One suggestion for others: if you use FireFox, every time a new version of FireFox comes out, FireFox will ask you if you want to upgrade. I used to always say “yes”. Now I realize, if your computer is more than a year old, you should say “no”. Each version of FireFox tends to be heavier and slower than the previous version. My Ubuntu machine is from 2006, and that is part of the reason why FireFox is so slow on it.

On my Windows machine, I just switched over to Google Chrome as my new default browser. I’m giving up on FireFox. On my Ubuntu machine, I am stuck with FireFox for now. I’m not aware of any other serious browsers for Linux.

For email, I would love to give up on Thunderbird, if I could find a substitute. I run Thunderbird on my main desktop machine which runs Ubuntu. Thunderbird has had a persistent bug that has survived several upgrades (of both Thunderbird and Ubuntu). The bug is with the address auto-completion. If I type an address fast, hit “Enter” to accept and start typing again fast, Thunderbird crashes. This can lose a lot of work for me (Where “work” might simply mean “Opened email and left them open because I found some that were important and so answering them will take some time.”). Apparently there is no equivalent of SessionManager for Thunderbird, no way of remembering which emails were open, waiting for a response, when Thunderbird crashes. No, instead, after Thunderbird crashes, I need to re-start it, go back 3 days, and then read through all my email again, looking for the important ones.

At work we had a deadline today, and I worked through the weekend to meet it. I kept getting feedback from various people testing the site. Some of the email I got was thoughtful, and offered intelligent suggestions about what we should do next. By this morning, I had about 20 emails open, waiting for me to have the time and focus to write a reply. Then Thunderbird crashed and they all vanished. I yelled so loud my throat was sore. Now I have to go back to Friday and read through all the email again, to find the ones that I wanted to respond to.

If I could find something better than Thunderbird, that runs on Linux, I’d switch immediately.

Windows Vista is an unmitigated disaster

Thursday, March 27th, 2008

We are using a new Hewlett Packard machine running Windows Vista. The machine has 3 gigs of RAM – the stuff of science fiction circa 1990. Dual core Athalon processors, 2.6 GHz. The machine is two months old.
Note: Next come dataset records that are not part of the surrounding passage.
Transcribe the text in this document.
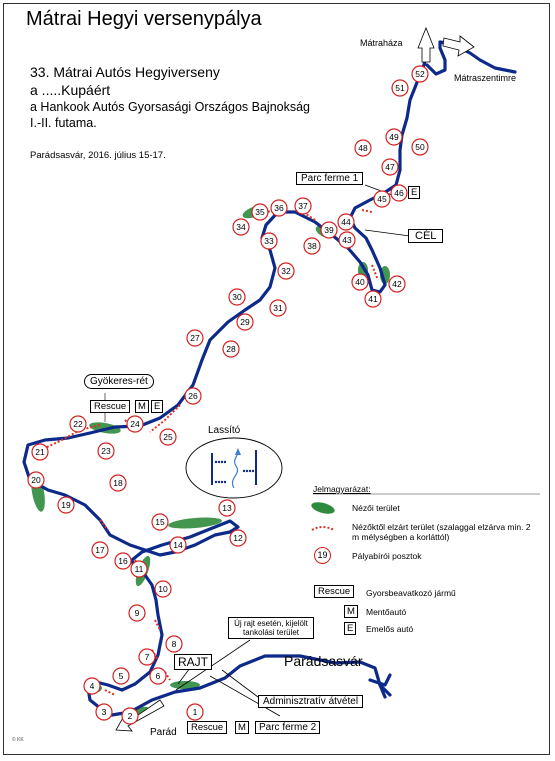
Mátrai Hegyi versenypálya
33. Mátrai Autós Hegyiverseny
a .....Kupáért
a Hankook Autós Gyorsasági Országos Bajnokság
I.-II. futama.
Parádsasvár, 2016. július 15-17.
1
2
3
4
5	6
7
8
9
10
11
12
13
14
15
16
17
18
19
20
21
22
23
24
25
26
27
28
29
30
31
32
33
34
35 36 37
38
39
40
41
42
43
44
45
46
47
48
49
50
51
52
Mátraháza
Mátraszentimre
Parádsasvár
Parád
Gyökeres-rét
Lassító
Parc ferme 1
CÉL
RAJT
Rescue	M E
E
Rescue	M	Parc ferme 2
Adminisztratív átvétel
Új rajt esetén, kijelölt tankolási terület
Jelmagyarázat:
Nézői terület
Nézőktől elzárt terület (szalaggal elzárva min. 2 m mélységben a korláttól)
19	Pályabírói posztok
Rescue	Gyorsbeavatkozó jármű
M	Mentőautó
E	Emelős autó
© KK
I right-click on the Desktop. From the context menu that appears, I choose “New”, then “Folder”. Then I type in the name of the new folder. Then I hit “Enter”.

Explorer becomes unresponsive while it creates the new folder. Counting slowly, I am able to count to 48 before Explorer comes back to life. 48 seconds to create a new folder. On a Mac, circa 1991, using System 7, I recall this same task taking from .5 seconds to maybe 2 seconds when things were bad. On a Unix machine, circa 1980, my guess is that the mkdir command took about .1 seconds to execute.

I am recreating a folder that I just deleted, and perhaps there is some kind of memory of the old folder that is causing problems. Whatever the reason, this is bad programming.

Windows Vista is a unmitigated disaster. No one should buy this product ever. And no company should be legally alowed to sell it.